Мы ещё боялись выходить на улицу босиком в своём Ласко́ве, а Рожкины ребята уже собирали пупыши́ (головки хвоща) на Лысой горе. И видишь, как они собирают и тут же едят пупыши, да ведь не побежишь через болото на чужое поле. А когда дождёмся пупышей на своих полях, Рожкины первыми во всей округе выезжают пахать Лысую Гору. Она была для всех как бы ориентиром: на ней первыми начинали пахать, сеять, жать.
Рожкины жили на хуторе. И хотя главой семьи считался Лёха, но фактически всем хозяйством заправляла его жена Катя. Даже со стороны это казалось правильным, а непонятным было другое: как такому замухрышке удалось жениться на красивой здоровенной бабе.
Детей у них было много – пятеро сыновей и дочь. Только старший, Ваня, был похож на отца – маленький, сутулый, худощавый. Остальные – в мать: высокие, статные, красивые.

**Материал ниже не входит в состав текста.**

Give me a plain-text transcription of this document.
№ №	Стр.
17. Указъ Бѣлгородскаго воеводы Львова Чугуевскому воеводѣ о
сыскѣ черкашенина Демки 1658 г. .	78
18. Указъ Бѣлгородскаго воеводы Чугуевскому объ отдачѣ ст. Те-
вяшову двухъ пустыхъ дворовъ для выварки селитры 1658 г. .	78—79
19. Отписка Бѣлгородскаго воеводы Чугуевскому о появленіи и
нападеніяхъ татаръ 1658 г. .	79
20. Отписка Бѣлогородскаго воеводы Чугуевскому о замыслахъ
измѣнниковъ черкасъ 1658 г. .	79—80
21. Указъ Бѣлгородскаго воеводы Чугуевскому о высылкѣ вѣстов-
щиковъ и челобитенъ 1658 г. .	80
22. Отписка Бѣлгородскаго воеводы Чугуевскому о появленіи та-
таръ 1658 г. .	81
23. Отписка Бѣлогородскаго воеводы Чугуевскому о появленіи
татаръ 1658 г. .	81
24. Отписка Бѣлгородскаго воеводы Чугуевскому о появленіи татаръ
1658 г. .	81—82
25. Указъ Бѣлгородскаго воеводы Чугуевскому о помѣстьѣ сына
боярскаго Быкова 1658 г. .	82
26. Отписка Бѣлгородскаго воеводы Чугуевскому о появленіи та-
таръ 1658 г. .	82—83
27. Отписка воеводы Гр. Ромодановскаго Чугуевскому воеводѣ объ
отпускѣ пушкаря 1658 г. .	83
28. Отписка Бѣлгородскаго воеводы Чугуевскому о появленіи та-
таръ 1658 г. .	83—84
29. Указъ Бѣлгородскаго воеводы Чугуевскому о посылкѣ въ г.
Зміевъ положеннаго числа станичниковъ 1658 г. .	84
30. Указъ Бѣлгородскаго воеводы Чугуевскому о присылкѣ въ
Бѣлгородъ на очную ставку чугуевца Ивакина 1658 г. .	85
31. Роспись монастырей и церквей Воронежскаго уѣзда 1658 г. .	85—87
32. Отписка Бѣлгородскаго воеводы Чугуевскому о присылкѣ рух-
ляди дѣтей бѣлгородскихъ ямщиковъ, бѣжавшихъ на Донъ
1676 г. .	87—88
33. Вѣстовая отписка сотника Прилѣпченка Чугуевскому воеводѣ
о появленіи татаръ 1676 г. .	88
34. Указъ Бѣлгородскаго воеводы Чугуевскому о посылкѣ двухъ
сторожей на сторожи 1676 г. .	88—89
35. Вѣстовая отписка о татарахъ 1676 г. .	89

Когда учились в Шумаях, иногда после обильных снегопадов заносило дорогу, и мы были вынуждены делать крюк по наезженной дороге, крюк “на Рожкиных”.
Как-то раз зашли с Митькой к Рожкиным, чтобы дальше идти в школу вместе с их сыновьями. Семья только что уселась завтракать, с трудом разместившись в “боковухе”. Ни одна из двух изб ещё не была готова.
Переступив порог и поздоровавшись, мы так и остались стоять. Пройти было некуда.
Рожкины в восемь пар рук быстро разобрали горячую картошку и, обмакивая в соль, аппетитно ели её с хлебом.
– Э-эх, огурчик бы солёный сейчас пригодился, – вдруг вспомнил Вася.
– Ма-ам, дай огурца, – попросил младший, Петя.
– Где ж я возьму! – сердито бросила Катя, но, глянув на нас с Митькой, смягчилась:
– Полная бочка была засолена, вот только кончились…
Нам-то, конечно, было невдомек, что Кате не хотелось ударить в грязь лицом перед нашими бабами. Ведь её Вася гулял с Олей Бобкиной. Что о ней, о Кате, подумают в Ласко́ве, если мы, не дай бог, проговоримся, что у Рожкиных даже огурца солёного нет?
Чтобы нас не задерживать, Гриша быстро расправился с завтраком и первым выскочил из-за стола, для отвода глаз обернувшись в передний угол и мотнув правой рукой вокруг лица.
– Ишь, желанный, перекреститься как надо и то лень, – буркнул отец.
Пока Гриша собирался, я всё хотел спросить, почему это Коля, который вместе со мной учился в четвертом классе, не собирается в школу.
Спросил на улице у Гриши.
– Коля больше в школу не пойдет, – ответил он и пояснил, что и сам давно уже учиться не хочет, но только Коле родители разрешили бросить школу, а его, Гришу, всё ещё заставляют ходить.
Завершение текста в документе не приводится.